“It would be wonderful if everyone spent 10% of their food dollars locally”
Gail Hall, Seasoned Solutions, has been in the food business for 25 years (see Part One: Culinary Entrepreneur), and she is passionate about local food. She welcomes public speaking engagements in order to reach more people and to talk to them about the importance of eating local.
Gail wants to help people understand the connection between what they eat and how they feel. “What we put in our mouths is so important,” she says. “When food was pure, we didn’t have to think about it. But we can no longer trust the food industry.”
Culinary Tours: Combining Food and Culture
Gail’s appreciation for the relationship between food and culture has grown as she has travelled around the world.
Gail’s husband suggested that she start offering culinary tours because he recognized that, if Gail wanted to travel, she would have to build it into her business. Gail’s first tour was in 1995 when she took a group of 25 people to Santa Fe, New Mexico. Gail has since led tours to Louisiana, Seattle, New York, Italy and New Zealand and many other places. In March 2011 she will lead a food and wine tour through Chile and Argentina.

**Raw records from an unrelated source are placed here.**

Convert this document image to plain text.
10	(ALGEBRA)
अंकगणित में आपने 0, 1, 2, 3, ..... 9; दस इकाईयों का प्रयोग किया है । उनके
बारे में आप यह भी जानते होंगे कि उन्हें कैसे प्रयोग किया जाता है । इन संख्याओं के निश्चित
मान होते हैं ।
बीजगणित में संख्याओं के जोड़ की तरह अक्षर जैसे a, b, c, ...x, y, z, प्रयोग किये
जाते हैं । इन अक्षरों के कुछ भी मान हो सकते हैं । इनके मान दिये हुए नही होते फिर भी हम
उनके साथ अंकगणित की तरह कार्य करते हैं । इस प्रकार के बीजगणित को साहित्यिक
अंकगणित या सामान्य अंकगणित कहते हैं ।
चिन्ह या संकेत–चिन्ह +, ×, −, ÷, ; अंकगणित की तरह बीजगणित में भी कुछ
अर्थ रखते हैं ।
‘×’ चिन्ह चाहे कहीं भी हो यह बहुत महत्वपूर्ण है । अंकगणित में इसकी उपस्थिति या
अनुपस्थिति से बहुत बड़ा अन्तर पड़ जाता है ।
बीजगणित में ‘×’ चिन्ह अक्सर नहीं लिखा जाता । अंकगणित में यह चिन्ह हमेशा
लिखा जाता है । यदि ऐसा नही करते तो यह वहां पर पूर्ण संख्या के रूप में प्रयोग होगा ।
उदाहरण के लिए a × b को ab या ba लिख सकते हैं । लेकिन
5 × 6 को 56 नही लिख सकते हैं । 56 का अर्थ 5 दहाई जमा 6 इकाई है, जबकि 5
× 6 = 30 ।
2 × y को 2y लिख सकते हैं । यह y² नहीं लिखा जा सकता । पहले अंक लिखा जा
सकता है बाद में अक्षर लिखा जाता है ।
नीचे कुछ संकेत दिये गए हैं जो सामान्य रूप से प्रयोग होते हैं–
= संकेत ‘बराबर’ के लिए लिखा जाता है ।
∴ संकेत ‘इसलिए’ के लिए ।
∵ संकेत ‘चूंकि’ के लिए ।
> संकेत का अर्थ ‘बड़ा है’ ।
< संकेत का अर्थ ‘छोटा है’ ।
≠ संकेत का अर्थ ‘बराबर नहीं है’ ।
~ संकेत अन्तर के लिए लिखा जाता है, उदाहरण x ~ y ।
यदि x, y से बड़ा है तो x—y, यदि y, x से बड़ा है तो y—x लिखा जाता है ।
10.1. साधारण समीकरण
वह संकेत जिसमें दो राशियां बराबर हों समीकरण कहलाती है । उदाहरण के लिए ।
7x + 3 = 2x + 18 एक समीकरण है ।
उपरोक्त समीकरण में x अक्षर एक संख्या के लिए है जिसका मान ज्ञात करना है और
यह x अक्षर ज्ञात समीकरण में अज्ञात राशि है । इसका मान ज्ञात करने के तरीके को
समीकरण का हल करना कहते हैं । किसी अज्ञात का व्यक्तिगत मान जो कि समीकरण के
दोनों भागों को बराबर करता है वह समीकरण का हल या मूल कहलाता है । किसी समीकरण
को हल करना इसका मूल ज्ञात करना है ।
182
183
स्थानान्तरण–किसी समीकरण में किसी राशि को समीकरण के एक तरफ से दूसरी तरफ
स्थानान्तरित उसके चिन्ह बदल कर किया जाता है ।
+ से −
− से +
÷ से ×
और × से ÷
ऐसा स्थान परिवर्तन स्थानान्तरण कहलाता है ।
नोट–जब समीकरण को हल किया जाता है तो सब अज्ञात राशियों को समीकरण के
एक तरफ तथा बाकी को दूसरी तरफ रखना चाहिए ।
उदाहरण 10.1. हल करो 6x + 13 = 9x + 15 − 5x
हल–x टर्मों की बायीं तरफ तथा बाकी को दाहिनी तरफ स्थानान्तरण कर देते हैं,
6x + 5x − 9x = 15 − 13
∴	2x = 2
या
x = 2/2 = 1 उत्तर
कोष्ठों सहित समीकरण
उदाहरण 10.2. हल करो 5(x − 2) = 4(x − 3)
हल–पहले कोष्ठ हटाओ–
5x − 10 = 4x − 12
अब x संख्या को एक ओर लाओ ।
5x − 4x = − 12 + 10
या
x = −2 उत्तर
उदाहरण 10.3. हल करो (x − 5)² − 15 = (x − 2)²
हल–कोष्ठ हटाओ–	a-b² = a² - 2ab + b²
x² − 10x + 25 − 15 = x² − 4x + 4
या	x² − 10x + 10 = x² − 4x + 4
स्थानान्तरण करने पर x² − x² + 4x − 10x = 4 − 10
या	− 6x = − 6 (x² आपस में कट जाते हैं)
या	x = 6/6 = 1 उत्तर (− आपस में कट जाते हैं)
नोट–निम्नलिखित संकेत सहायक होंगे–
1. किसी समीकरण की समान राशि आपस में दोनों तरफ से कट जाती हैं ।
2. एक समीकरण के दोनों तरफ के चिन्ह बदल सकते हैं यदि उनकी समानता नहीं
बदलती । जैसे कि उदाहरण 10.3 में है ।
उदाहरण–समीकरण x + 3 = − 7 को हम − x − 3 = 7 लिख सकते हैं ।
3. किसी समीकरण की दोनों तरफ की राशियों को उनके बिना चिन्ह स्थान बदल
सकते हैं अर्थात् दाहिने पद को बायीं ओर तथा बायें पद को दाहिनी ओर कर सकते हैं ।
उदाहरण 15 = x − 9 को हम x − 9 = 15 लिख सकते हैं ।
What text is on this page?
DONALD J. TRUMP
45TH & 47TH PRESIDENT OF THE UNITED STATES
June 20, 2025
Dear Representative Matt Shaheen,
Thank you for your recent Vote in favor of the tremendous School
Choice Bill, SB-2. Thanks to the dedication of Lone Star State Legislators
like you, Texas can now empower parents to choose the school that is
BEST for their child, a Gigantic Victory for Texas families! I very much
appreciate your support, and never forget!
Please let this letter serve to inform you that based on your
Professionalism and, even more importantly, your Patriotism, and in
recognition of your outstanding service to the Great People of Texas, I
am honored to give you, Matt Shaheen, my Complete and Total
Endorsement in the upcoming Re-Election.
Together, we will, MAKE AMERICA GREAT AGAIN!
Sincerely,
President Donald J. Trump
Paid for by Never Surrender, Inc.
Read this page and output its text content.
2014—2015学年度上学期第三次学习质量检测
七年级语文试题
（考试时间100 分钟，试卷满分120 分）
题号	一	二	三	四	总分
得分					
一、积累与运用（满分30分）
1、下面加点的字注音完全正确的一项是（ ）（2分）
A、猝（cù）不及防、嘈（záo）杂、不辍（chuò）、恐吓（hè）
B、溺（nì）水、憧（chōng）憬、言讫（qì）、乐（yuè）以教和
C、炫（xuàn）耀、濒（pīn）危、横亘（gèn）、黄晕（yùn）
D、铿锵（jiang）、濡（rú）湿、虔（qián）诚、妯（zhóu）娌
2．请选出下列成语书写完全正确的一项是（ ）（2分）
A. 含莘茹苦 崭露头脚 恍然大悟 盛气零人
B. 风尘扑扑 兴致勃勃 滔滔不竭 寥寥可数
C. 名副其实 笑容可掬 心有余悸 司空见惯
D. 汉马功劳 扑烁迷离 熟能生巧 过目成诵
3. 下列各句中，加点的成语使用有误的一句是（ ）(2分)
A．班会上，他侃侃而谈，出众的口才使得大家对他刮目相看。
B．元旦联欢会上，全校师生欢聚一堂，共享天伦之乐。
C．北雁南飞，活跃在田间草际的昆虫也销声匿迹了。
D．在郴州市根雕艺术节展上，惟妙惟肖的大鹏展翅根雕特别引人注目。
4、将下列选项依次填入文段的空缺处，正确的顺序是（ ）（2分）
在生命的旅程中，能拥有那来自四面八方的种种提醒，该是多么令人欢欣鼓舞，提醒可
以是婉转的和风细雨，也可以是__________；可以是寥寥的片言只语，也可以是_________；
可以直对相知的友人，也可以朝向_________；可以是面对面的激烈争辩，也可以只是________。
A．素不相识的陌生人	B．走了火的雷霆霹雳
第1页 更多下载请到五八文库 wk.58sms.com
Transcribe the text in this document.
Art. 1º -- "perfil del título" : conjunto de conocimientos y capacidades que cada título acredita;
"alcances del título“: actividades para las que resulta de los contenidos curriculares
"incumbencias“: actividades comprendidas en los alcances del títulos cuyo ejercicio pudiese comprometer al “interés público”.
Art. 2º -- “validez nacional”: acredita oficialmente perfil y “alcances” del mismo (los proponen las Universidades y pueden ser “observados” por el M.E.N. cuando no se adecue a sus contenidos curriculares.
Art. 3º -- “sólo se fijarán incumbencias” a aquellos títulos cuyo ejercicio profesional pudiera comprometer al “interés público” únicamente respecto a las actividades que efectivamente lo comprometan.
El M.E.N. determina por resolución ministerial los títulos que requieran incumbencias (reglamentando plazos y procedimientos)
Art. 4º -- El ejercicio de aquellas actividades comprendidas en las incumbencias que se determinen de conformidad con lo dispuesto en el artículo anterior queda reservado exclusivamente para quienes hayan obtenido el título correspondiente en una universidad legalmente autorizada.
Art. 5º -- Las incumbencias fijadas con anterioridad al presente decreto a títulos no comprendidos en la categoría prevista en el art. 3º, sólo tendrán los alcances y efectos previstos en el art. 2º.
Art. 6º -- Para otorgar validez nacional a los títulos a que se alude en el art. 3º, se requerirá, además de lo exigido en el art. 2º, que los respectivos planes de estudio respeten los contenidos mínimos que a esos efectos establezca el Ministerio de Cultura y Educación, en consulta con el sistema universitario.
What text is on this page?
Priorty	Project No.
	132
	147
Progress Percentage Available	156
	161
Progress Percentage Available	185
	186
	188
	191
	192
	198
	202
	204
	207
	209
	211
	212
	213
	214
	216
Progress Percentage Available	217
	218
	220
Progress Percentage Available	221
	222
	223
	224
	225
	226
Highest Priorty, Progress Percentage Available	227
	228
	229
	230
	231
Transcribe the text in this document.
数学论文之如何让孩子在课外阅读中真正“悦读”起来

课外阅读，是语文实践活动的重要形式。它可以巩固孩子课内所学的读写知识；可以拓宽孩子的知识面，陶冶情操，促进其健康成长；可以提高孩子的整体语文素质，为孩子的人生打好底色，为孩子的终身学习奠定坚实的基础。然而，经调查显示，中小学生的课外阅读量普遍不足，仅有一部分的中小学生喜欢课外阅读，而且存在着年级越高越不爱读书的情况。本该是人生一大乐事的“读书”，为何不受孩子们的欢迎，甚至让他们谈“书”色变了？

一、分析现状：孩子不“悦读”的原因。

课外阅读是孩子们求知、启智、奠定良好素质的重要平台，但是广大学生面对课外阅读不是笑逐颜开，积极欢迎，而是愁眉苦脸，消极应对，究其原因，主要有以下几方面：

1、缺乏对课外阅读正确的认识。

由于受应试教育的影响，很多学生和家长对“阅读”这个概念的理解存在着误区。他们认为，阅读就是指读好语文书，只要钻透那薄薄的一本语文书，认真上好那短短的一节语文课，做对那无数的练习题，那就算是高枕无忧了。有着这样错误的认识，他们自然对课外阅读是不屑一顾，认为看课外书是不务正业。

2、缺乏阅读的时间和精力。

Gail’s tours explore local food from the ground up. The trip to South America will include an empanada cooking class, making wine in Colchagua Valley, a farmers’ market in Santiago and an Argentinean barbecue. The group will also soak up the atmosphere and culture with tango in Buenos Aires and visits to farms and ranches.
For Gail, the tours have been an eye opener to the close relationship between food, environment and culture. The unbelievable ice cream in New Zealand was thanks to the climate because cows could graze outdoors all year round. Observing parmesan cheese and prosciutto being aged naturally through salt and air was a reminder of the importance of slow food and respect for tradition. In New York, she recognized the value of retail to go, giving customers the option of buying gourmet food and reheating it at home.
“The tours make people think about their own food culture,” says Gail. “They have a better understanding of how hard producers work to get food to the table.”
As a result of her support for local food producers, Gail has become an active member of Slow Food Edmonton, the local chapter of an international movement that began in Italy in 1986. The international Slow Food website explains that,
We consider ourselves co-producers, not consumers, because by being informed about how our food is produced and actively supporting those who produce it, we become a part of and a partner in the production process.
The Slow Food Movement is now active in 132 countries and has a worldwide membership of over 100,000. The Edmonton convivium (chapter) has about 80 members. They hold a variety of events, including an upcoming dairy farm field trip, and their website provides a local good food guide. The group also hosts a book club with the option of reading either a book of fiction or non-fiction before each meeting.
More than 5,000 representatives of Slow Food will meet in Turin, Italy, in October for the international Terra Madre conference that is held biannually in conjunction with the Salone del Gusto food fair.
Gail will be attending Terra Madre, and I’m looking forward to talking with her when she returns home to find out more about the state of the slow food movement internationally.